Çok. Özür. Dilerim. Çok beklettim, biliyorum. Ama ilham bir türlü gelmedi. En az beş defa baştan yazdım hikayeyi. Fakat beğenmedim, sildim. Umarım beklediğize değen bir bölüm olur. ^_^ Okuyan herkesin götünü ısırırım asdfgh. :D İyi okumalar.
Bölüm şarkısı, Sixpence None The Richer-Kiss Me.
Dylan'a ahtapot gibi sarılıyordum. Bunu o da anlamış olacak ki, ellerini belimden çekti ve,
"Ne yapıyorsun?" dedi. Ash'in olduğu yerden bana bakıp güldüğüne yemin edebilirdim.
"Özür dilerim, aptallık ettim." dedim ve arkamı dönüp yürüyor gibi yaptım. İçimden de, Ash'in kolumdan tutup beni tek hamlede çevirmesi ve aynı filimlerdeki gibi göz göze gelmemiz için dua ediyordum.
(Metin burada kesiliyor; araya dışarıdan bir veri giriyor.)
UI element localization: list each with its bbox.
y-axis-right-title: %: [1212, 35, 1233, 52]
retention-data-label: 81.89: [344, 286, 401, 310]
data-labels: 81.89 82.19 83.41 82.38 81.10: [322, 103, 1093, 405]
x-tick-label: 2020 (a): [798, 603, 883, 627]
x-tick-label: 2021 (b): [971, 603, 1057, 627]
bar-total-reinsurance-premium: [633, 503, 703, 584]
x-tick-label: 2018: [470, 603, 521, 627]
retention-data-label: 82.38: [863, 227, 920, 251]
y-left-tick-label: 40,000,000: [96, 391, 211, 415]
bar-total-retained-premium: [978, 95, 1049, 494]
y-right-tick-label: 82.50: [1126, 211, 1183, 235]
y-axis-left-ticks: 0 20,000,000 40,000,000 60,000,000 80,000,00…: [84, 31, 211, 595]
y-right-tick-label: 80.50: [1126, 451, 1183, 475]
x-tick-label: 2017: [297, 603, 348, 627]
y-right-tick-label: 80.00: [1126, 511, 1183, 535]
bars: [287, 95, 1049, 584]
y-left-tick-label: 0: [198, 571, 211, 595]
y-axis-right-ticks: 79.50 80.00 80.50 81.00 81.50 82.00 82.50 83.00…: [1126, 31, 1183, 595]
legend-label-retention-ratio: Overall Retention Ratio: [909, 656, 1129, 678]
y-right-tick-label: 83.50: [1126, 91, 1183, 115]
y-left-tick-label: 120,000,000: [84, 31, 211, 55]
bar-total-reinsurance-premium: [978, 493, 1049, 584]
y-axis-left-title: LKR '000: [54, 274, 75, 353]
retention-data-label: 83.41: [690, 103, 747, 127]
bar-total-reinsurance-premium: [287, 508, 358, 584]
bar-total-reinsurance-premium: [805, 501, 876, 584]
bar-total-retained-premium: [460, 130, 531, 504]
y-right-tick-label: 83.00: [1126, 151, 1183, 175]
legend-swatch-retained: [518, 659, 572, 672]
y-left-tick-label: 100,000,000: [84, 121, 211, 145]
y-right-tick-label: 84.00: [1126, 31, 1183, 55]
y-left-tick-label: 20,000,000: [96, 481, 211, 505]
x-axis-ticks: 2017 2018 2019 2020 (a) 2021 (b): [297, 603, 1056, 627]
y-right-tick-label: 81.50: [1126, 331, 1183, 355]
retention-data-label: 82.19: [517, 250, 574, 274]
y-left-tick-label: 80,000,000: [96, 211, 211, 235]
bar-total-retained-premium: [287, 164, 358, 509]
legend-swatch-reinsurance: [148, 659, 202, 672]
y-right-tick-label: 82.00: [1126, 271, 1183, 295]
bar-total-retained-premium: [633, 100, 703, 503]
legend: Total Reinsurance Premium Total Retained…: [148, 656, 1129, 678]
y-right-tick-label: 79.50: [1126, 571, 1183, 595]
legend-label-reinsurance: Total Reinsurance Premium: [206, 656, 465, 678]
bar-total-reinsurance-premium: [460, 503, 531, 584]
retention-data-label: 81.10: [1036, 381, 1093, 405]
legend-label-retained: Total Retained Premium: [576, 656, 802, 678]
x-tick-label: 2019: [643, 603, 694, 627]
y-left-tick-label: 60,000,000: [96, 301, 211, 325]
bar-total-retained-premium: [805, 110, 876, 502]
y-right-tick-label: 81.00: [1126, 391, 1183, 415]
Sanırım istediğim olmuştu, fakat farklı biriyle.
Dylan kolumdan tuttu ve beni tek hamlede çevirdi. Daha sonra dudaklarını dudaklarıma bastırdı. Midemin kalkmasına rağmen sanırım amacıma ulaşmıştım. Ash gözleri ile ne kadar kızgın olduğunu anlatıyordu.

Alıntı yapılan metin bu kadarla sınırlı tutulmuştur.